There are *n* pearls in a row. Let's enumerate them with integers from 1 to *n* from the left to the right. The pearl number *i* has the type *a*_{i}.

Let's call a sequence of consecutive pearls a segment. Let's call a segment good if it contains two pearls of the same type.

Split the row of the pearls to the maximal number of good segments. Note that each pearl should appear in exactly one segment of the partition.

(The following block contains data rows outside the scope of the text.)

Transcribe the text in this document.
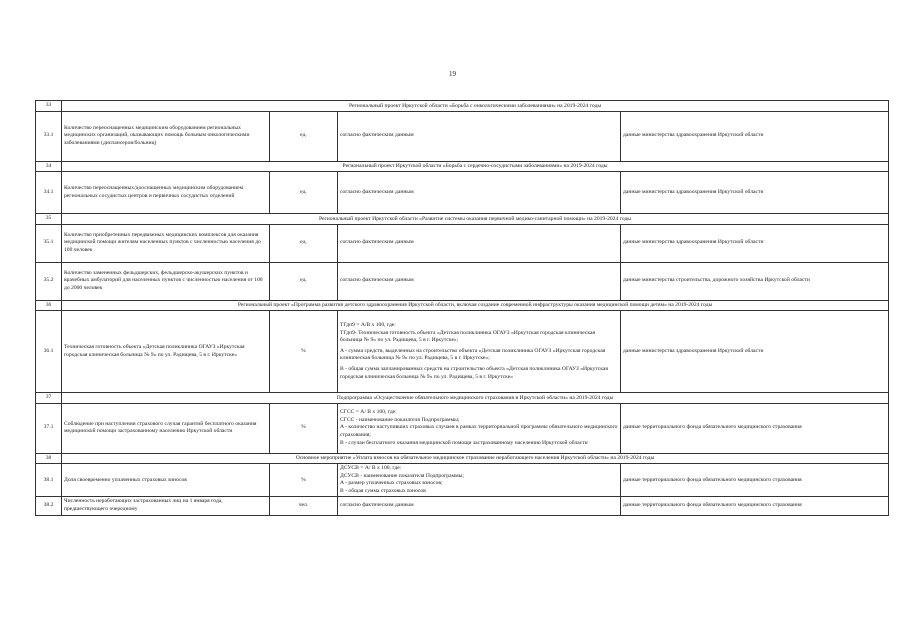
19
33	Региональный проект Иркутской области «Борьба с онкологическими заболеваниями» на 2019-2024 годы			
33.1	Количество переоснащенных медицинским оборудованием региональных медицинских организаций, оказывающих помощь больным онкологическими заболеваниями (диспансеров/больниц)	ед.	согласно фактическим данным	данные министерства здравоохранения Иркутской области
34	Региональный проект Иркутской области «Борьба с сердечно-сосудистыми заболеваниями» на 2019-2024 годы			
34.1	Количество переоснащенных/дооснащенных медицинским оборудованием региональных сосудистых центров и первичных сосудистых отделений	ед.	согласно фактическим данным	данные министерства здравоохранения Иркутской области
35	Региональный проект Иркутской области «Развитие системы оказания первичной медико-санитарной помощи» на 2019-2024 годы			
35.1	Количество приобретенных передвижных медицинских комплексов для оказания медицинской помощи жителям населенных пунктов с численностью населения до 100 человек	ед.	согласно фактическим данным	данные министерства здравоохранения Иркутской области
35.2	Количество замененных фельдшерских, фельдшерско-акушерских пунктов и врачебных амбулаторий для населенных пунктов с численностью населения от 100 до 2000 человек	ед.	согласно фактическим данным	данные министерства строительства, дорожного хозяйства Иркутской области
36	Региональный проект «Программа развития детского здравоохранения Иркутской области, включая создание современной инфраструктуры оказания медицинской помощи детям» на 2019-2024 годы			
36.1	Техническая готовность объекта «Детская поликлиника ОГАУЗ «Иркутская городская клиническая больница № 9» по ул. Радищева, 5 в г. Иркутске»	%	ТГдп9 = A/B х 100, где:
ТГдп9- Техническая готовность объекта «Детская поликлиника ОГАУЗ «Иркутская городская клиническая больница № 9» по ул. Радищева, 5 в г. Иркутске»;
A - сумма средств, выделенных на строительство объекта «Детская поликлиника ОГАУЗ «Иркутская городская клиническая больница № 9» по ул. Радищева, 5 в г. Иркутске»;
B - общая сумма запланированных средств на строительство объекта «Детская поликлиника ОГАУЗ «Иркутская городская клиническая больница № 9» по ул. Радищева, 5 в г. Иркутске»	данные министерства здравоохранения Иркутской области
37	Подпрограмма «Осуществление обязательного медицинского страхования в Иркутской области» на 2019-2024 годы			
37.1	Соблюдение при наступлении страхового случая гарантий бесплатного оказания медицинской помощи застрахованному населению Иркутской области	%	СГСС = A/ B х 100, где:
СГСС - наименование показателя Подпрограммы;
A - количество наступивших страховых случаев в рамках территориальной программы обязательного медицинского страхования;
B - случаи бесплатного оказания медицинской помощи застрахованному населению Иркутской области	данные территориального фонда обязательного медицинского страхования
38	Основное мероприятие «Уплата взносов на обязательное медицинское страхование неработающего населения Иркутской области» на 2019-2024 годы			
38.1	Доля своевременно уплаченных страховых взносов	%	ДСУСВ = A/ B х 100, где:
ДСУСВ - наименование показателя Подпрограммы;
A - размер уплаченных страховых взносов;
B - общая сумма страховых взносов	данные территориального фонда обязательного медицинского страхования
38.2	Численность неработающих застрахованных лиц на 1 января года, предшествующего очередному	чел.	согласно фактическим данным	данные территориального фонда обязательного медицинского страхования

As input/output can reach huge size it is recommended to use fast input/output methods: for example, prefer to use scanf/printf instead of cin/cout in C++, prefer to use BufferedReader/PrintWriter instead of Scanner/System.out in Java.

The first line contains integer *n* (1 ≤ *n* ≤ 3·10^{5}) — the number of pearls in a row.

The second line contains *n* integers *a*_{i} (1 ≤ *a*_{i} ≤ 10^{9}) – the type of the *i*-th pearl.

On the first line print integer *k* — the maximal number of segments in a partition of the row.

Each of the next *k* lines should contain two integers *l*_{j}, *r*_{j} (1 ≤ *l*_{j} ≤ *r*_{j} ≤ *n*) — the number of the leftmost and the rightmost pearls in the *j*-th segment.

Note you should print the correct partition of the row of the pearls, so each pearl should be in exactly one segment and all segments should contain two pearls of the same type.

If there are several optimal solutions print any of them. You can print the segments in any order.

If there are no correct partitions of the row print the number "-1".